During those hours, they say he declined to the point that medical staff told them he could die soon.

“He went in waving at the mailman and at that four-hour mark he was no longer able to speak,” said Moyano. “We saw this crazy decline in his cognitive awareness. He was crying in pain.” When they couldn’t stand it any longer, the family says they gave him medication from home until paramedics provided intravenou­s pain relief at about the threehour mark.

After he was finally admitted to the emergency department, it was at first to a busy curtained off area that the family says wasn’t much better than the hallway.

“It was so crowded, it just felt stifling,” said Moyano. “It was in the middle of everything. He wasn’t properly positioned in the bed and it was really just another stretcher.”
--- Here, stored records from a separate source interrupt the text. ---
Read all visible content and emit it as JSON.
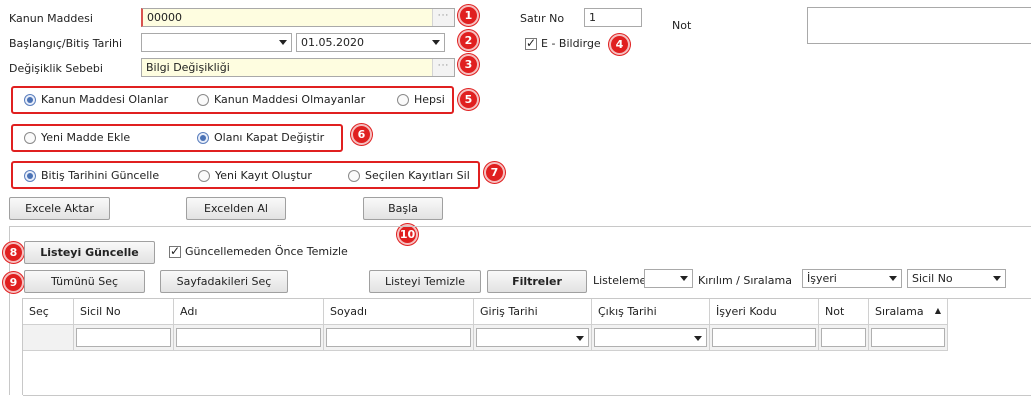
{
  "form": {
    "kanun_maddesi_label": "Kanun Maddesi",
    "kanun_maddesi_value": "00000",
    "baslangic_bitis_label": "Başlangıç/Bitiş Tarihi",
    "baslangic_value": "",
    "bitis_value": "01.05.2020",
    "degisiklik_sebebi_label": "Değişiklik Sebebi",
    "degisiklik_sebebi_value": "Bilgi Değişikliği",
    "ellipsis": "···",
    "satir_no_label": "Satır No",
    "satir_no_value": "1",
    "e_bildirge_label": "E - Bildirge",
    "e_bildirge_checked": true,
    "not_label": "Not",
    "not_value": ""
  },
  "radio_groups": {
    "group5": [
      {
        "label": "Kanun Maddesi Olanlar",
        "selected": true
      },
      {
        "label": "Kanun Maddesi Olmayanlar",
        "selected": false
      },
      {
        "label": "Hepsi",
        "selected": false
      }
    ],
    "group6": [
      {
        "label": "Yeni Madde Ekle",
        "selected": false
      },
      {
        "label": "Olanı Kapat Değiştir",
        "selected": true
      }
    ],
    "group7": [
      {
        "label": "Bitiş Tarihini Güncelle",
        "selected": true
      },
      {
        "label": "Yeni Kayıt Oluştur",
        "selected": false
      },
      {
        "label": "Seçilen Kayıtları Sil",
        "selected": false
      }
    ]
  },
  "buttons": {
    "excele_aktar": "Excele Aktar",
    "excelden_al": "Excelden Al",
    "basla": "Başla",
    "listeyi_guncelle": "Listeyi Güncelle",
    "tumunu_sec": "Tümünü Seç",
    "sayfadakileri_sec": "Sayfadakileri Seç",
    "listeyi_temizle": "Listeyi Temizle",
    "filtreler": "Filtreler"
  },
  "options": {
    "guncellemeden_once_temizle_label": "Güncellemeden Önce Temizle",
    "guncellemeden_once_temizle_checked": true,
    "listeleme_label": "Listeleme",
    "listeleme_value": "",
    "kirilim_label": "Kırılım / Sıralama",
    "kirilim_value": "İşyeri",
    "siralama_value": "Sicil No"
  },
  "badges": [
    "1",
    "2",
    "3",
    "4",
    "5",
    "6",
    "7",
    "8",
    "9",
    "10"
  ],
  "grid": {
    "columns": [
      "Seç",
      "Sicil No",
      "Adı",
      "Soyadı",
      "Giriş Tarihi",
      "Çıkış Tarihi",
      "İşyeri Kodu",
      "Not",
      "Sıralama"
    ],
    "sort_indicator": "▲"
  },
  "colors": {
    "badge_red": "#e02020",
    "yellow_field": "#fefde0",
    "radio_blue": "#4a72b5"
  }
}
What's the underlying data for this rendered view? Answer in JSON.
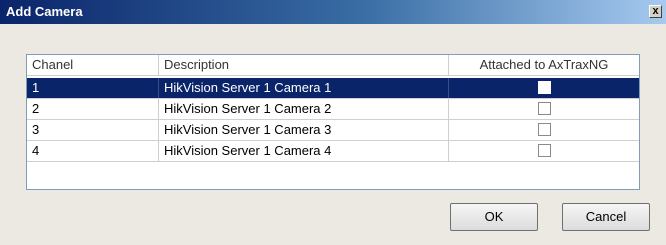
{
  "window": {
    "title": "Add Camera",
    "close_glyph": "x"
  },
  "table": {
    "columns": [
      "Chanel",
      "Description",
      "Attached to AxTraxNG"
    ],
    "rows": [
      {
        "channel": "1",
        "description": "HikVision Server 1 Camera 1",
        "attached": false,
        "selected": true
      },
      {
        "channel": "2",
        "description": "HikVision Server 1 Camera 2",
        "attached": false,
        "selected": false
      },
      {
        "channel": "3",
        "description": "HikVision Server 1 Camera 3",
        "attached": false,
        "selected": false
      },
      {
        "channel": "4",
        "description": "HikVision Server 1 Camera 4",
        "attached": false,
        "selected": false
      }
    ]
  },
  "buttons": {
    "ok": "OK",
    "cancel": "Cancel"
  }
}
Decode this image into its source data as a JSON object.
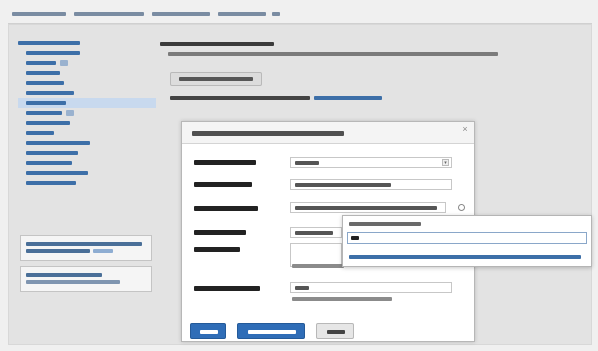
{
  "breadcrumb": {
    "text": ""
  },
  "sidebar": {
    "items": [
      "",
      "",
      "",
      "",
      "",
      "",
      "",
      "",
      "",
      "",
      "",
      "",
      "",
      "",
      ""
    ],
    "box1": "",
    "box2": ""
  },
  "heading": {
    "title": "",
    "description": ""
  },
  "toolbar": {
    "button": ""
  },
  "note": "",
  "dialog": {
    "title": "",
    "close": "×",
    "fields": [
      "",
      "",
      "",
      "",
      "",
      ""
    ]
  },
  "popup": {
    "label": "",
    "input_value": "",
    "suggestion": ""
  },
  "buttons": {
    "primary": "",
    "secondary": "",
    "cancel": ""
  },
  "colors": {
    "accent": "#2f6db7",
    "link": "#3d6fa8",
    "active_item": "#c8d9ee",
    "page_background": "#e3e3e3"
  }
}
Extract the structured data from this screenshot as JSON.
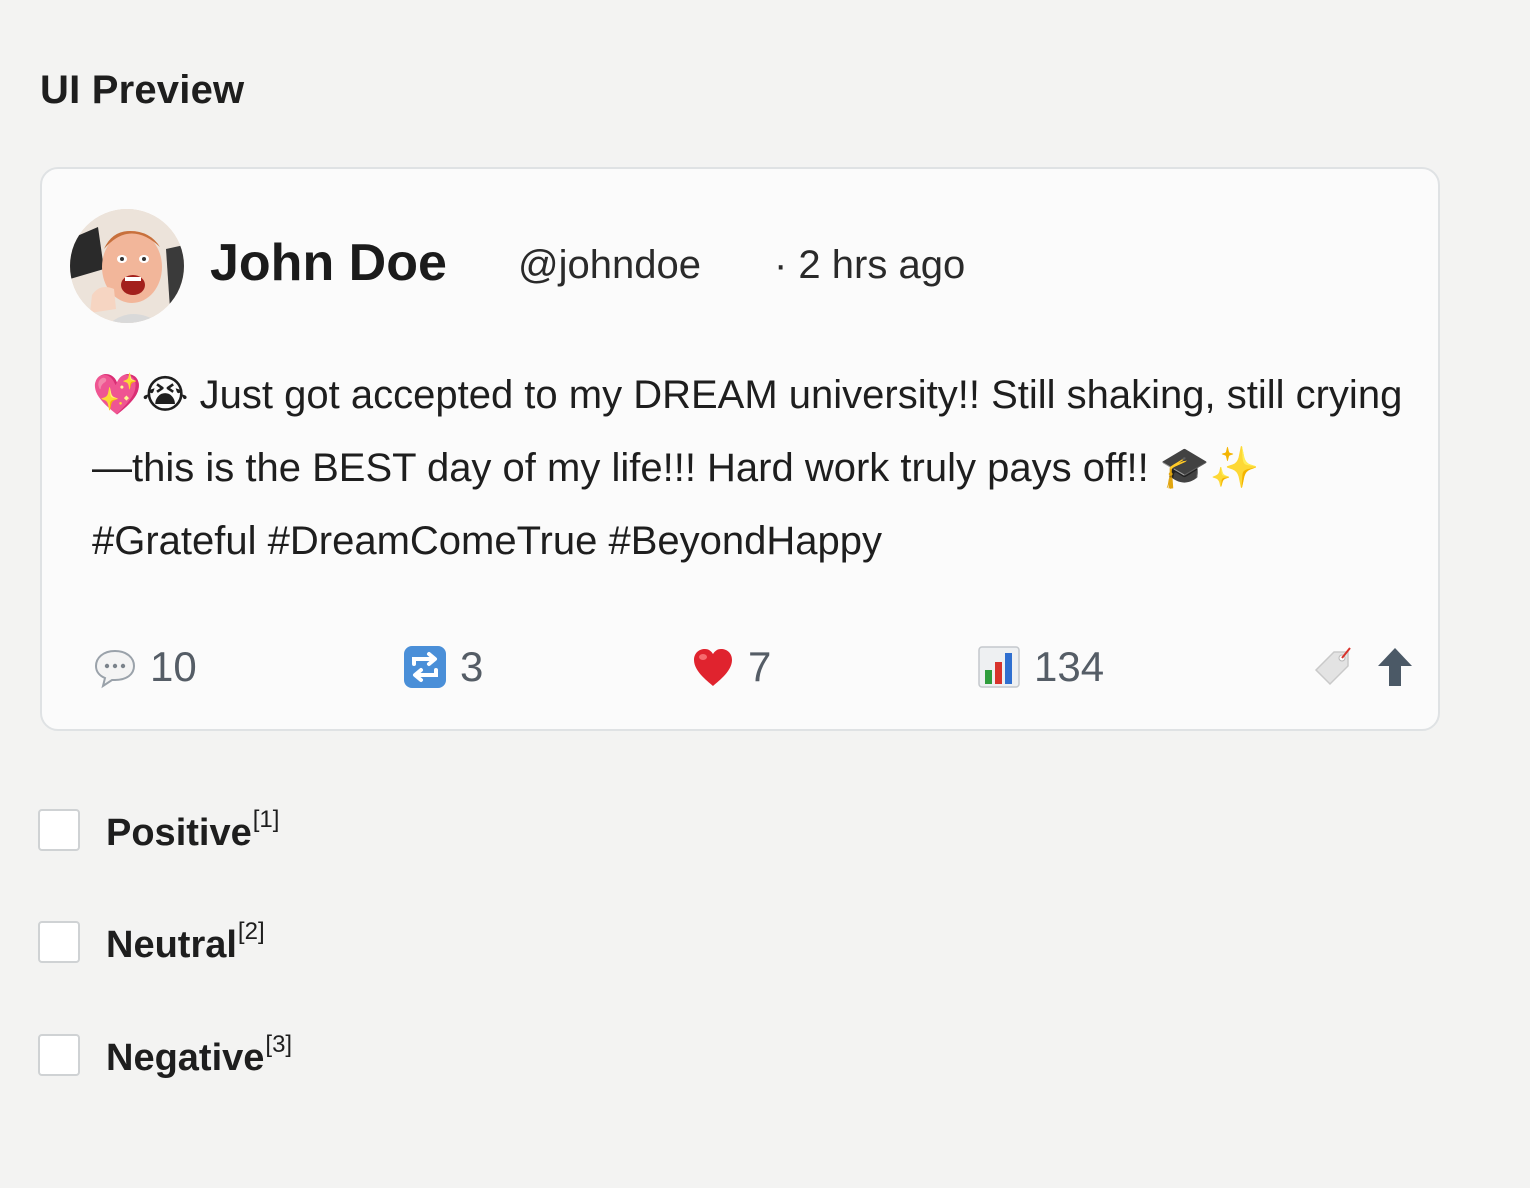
{
  "page": {
    "title": "UI Preview"
  },
  "post": {
    "author_name": "John Doe",
    "handle": "@johndoe",
    "timestamp": "· 2 hrs ago",
    "text": "💖😭 Just got accepted to my DREAM university!! Still shaking, still crying—this is the BEST day of my life!!! Hard work truly pays off!! 🎓✨ #Grateful #DreamComeTrue #BeyondHappy",
    "avatar_icon": "avatar-photo",
    "actions": {
      "replies": "10",
      "reposts": "3",
      "likes": "7",
      "views": "134"
    },
    "icons": {
      "reply": "speech-bubble-icon",
      "repost": "repeat-icon",
      "like": "heart-icon",
      "views": "bar-chart-icon",
      "bookmark": "bookmark-tag-icon",
      "share": "up-arrow-icon"
    }
  },
  "options": [
    {
      "label": "Positive",
      "ref": "[1]",
      "checked": false
    },
    {
      "label": "Neutral",
      "ref": "[2]",
      "checked": false
    },
    {
      "label": "Negative",
      "ref": "[3]",
      "checked": false
    }
  ],
  "colors": {
    "background": "#f3f3f2",
    "card": "#fbfbfb",
    "card_border": "#dfe2e4",
    "like_red": "#e0232e",
    "repost_blue": "#4a8fd8",
    "count_gray": "#555d66"
  }
}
After roughly another three hours, he was moved to a hospital bed in a quieter part of the department. By this time, the family describes being desperate to get him out of the overcrowde­d emergency room before he died there.

He was transferre­d to a palliative care bed at St. Peter’s Hospital around 5 p.m. the day after he arrived at Juravinski.

His death four days after his emergency arrival was peaceful, but his family can’t help but dwell on those earlier 28 hours.

“He didn’t want to go to the hospital,” said his wife.

“It would have been one thing to be put into a bed, given pain meds and be looked after. But to go through that, I just can’t deal with that.”